4. Missverständnis oder skrupellose Machtpolitik?: Hier erfolgt die kritische Diskussion der Intentionen hinter der Politik des Antiochos IV. unter Abwägung von außenpolitischen Faktoren und fiskalischen Interessen.

5. Fazit: Das Fazit fasst die Ergebnisse zusammen und resümiert, dass das Religionsedikt als unglückliche Machtpolitik in einem komplexen Gefüge aus fiskalischen Zwängen und mangelnder Kenntnis lokaler Gegebenheiten zu bewerten ist.

Schlüsselwörter

Antiochos IV. Epiphanes, Seleukiden, Judäa, Judentum, Hellenisierung, Hohepriester, Menelaos, Religionsedikt, Tempelstaat, Fiskalpolitik, Machtkampf, Onias III., Jason, Makkabäer, Theokratie

Häufig gestellte Fragen

Worum geht es in dieser Arbeit grundsätzlich?

Die Arbeit analysiert die historischen Zusammenhänge, die 168 v. Chr. zum Religionsverbot durch den Seleukidenkönig Antiochos IV. Epiphanes im jüdischen Tempelstaat führten.

Was sind die zentralen Themenfelder?

Die zentralen Themen sind das Spannungsfeld zwischen jüdischer Tradition und Hellenisierung, der Machtkampf innerhalb der jüdischen Aristokratie um das Hohepriesteramt sowie die Auswirkungen der seleukidischen Fiskalpolitik auf Judäa.

Was ist das primäre Ziel oder die Forschungsfrage?

Die Forschungsfrage zielt darauf ab zu klären, ob das Religionsedikt aus Sicht des Herrschers ein durch unglückliche Umstände entstandenes Missverständnis war oder eine kalkulierte, skrupellose Strategie zur finanziellen Ausbeutung.

Welche wissenschaftliche Methode wird verwendet?

Die Arbeit stützt sich auf eine fundierte historische Analyse literarischer Quellen, insbesondere der Makkabäerbücher und der Schriften von Josephus, ergänzt durch relevante moderne Forschungsliteratur.

Was wird im Hauptteil behandelt?

Der Hauptteil befasst sich mit der Historie Koilesyriens, dem innerjüdischen Machtkampf der Priestergeschlechter, der Rolle der Seleukidenherrscher und der schrittweisen Eskalation zum Religionsedikt.

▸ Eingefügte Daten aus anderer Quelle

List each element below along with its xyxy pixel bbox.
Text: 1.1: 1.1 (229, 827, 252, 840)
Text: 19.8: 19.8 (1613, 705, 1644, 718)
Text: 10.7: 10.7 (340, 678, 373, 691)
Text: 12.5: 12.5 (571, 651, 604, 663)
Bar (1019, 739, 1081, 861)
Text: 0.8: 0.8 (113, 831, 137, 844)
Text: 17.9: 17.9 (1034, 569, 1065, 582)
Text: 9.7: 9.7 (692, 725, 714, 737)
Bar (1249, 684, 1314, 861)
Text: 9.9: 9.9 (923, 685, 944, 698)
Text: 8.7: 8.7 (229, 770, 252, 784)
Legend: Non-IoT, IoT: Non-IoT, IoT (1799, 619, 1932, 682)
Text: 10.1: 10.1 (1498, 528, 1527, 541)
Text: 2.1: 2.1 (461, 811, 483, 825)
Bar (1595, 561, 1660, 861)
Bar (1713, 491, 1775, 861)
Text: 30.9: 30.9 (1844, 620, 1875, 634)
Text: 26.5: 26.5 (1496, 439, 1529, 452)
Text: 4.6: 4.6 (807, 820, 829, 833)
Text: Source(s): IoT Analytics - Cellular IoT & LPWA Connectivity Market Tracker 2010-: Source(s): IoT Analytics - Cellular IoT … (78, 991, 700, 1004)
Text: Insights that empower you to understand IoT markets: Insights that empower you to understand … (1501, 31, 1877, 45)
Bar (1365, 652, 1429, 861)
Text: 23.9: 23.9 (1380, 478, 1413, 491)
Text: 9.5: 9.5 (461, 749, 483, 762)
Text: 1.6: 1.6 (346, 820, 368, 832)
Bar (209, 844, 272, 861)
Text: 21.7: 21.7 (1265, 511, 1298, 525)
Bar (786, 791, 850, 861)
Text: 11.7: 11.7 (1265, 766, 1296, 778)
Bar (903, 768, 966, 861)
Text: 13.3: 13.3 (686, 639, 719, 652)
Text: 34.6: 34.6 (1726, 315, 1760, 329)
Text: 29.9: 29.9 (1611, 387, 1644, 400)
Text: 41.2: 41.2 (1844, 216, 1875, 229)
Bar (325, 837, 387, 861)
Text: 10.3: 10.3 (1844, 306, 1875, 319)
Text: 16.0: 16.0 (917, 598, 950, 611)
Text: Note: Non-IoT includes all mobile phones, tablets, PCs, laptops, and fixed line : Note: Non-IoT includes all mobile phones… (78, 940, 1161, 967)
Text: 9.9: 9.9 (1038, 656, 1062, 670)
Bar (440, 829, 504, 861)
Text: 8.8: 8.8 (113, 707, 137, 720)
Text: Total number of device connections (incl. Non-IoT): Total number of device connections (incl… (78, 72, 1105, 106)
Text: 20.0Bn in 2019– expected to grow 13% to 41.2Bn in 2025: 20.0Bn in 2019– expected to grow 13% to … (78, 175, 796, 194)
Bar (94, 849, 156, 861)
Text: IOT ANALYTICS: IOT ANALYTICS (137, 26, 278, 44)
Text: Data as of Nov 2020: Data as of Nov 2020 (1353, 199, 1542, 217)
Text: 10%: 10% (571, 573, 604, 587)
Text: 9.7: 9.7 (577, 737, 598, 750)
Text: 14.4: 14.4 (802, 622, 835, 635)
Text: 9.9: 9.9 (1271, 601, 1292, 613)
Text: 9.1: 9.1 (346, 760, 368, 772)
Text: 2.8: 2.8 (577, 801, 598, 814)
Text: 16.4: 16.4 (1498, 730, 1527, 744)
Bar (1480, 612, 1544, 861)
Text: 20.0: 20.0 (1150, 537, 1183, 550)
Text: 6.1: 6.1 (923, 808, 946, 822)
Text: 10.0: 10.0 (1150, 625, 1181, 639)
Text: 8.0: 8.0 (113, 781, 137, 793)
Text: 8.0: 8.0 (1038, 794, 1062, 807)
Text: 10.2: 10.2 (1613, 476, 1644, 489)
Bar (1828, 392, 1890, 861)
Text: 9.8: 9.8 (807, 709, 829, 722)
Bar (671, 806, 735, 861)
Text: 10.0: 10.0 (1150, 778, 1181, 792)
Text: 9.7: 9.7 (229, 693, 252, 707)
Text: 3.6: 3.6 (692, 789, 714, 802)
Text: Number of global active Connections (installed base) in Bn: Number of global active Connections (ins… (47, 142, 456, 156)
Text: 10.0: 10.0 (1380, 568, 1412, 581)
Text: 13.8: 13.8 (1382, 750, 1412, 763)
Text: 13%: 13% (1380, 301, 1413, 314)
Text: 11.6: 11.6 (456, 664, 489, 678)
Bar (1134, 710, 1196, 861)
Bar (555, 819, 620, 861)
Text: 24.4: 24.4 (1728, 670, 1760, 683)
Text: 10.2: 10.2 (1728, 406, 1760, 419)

Welche Schlüsselwörter charakterisieren die Arbeit?

Wichtige Begriffe sind Antiochos IV. Epiphanes, Hellenisierung, Hohenpriestertum, Menelaos, Religionsedikt, Fiskalpolitik und der jüdische Tempelstaat.

Warum war das Amt des Hohenpriesters so umkämpft?

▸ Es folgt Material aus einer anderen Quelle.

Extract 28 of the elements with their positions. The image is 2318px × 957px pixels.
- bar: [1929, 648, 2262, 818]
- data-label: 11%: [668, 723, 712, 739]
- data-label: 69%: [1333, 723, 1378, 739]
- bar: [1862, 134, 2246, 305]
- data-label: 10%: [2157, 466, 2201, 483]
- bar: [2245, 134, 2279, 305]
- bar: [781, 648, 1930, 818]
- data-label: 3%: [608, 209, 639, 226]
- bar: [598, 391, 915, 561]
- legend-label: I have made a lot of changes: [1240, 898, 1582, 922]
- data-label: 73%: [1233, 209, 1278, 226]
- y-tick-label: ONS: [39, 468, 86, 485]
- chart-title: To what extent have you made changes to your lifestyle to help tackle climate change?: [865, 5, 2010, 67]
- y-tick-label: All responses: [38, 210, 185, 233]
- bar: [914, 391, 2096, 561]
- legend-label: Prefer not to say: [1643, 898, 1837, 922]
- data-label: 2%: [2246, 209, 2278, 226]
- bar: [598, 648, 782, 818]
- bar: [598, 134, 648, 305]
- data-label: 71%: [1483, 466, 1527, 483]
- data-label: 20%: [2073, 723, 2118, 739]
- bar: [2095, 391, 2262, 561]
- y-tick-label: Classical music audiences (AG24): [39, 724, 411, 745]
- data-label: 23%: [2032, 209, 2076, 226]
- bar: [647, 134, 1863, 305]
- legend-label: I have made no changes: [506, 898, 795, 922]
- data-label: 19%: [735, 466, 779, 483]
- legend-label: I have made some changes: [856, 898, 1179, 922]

Das Hohepriesteramt war das höchste religiöse und politische Amt im jüdischen Tempelstaat; wer es innehatte, kontrollierte die wichtigste Person des Volkes und hatte weitreichende Befugnisse in religiösen und administrativen Fragen.

Welche Rolle spielten die finanziellen Forderungen der Seleukiden?

Die hohen Reparationszahlungen an das Römische Reich setzten die Seleukidenkönige unter enormen finanziellen Druck, was sie dazu veranlasste, Ämter gegen Tributzahlungen zu verkaufen und massiv in die jüdische Tempelverwaltung einzugreifen.

Welchen Einfluss hatte der "Tempelraub" auf die Situation?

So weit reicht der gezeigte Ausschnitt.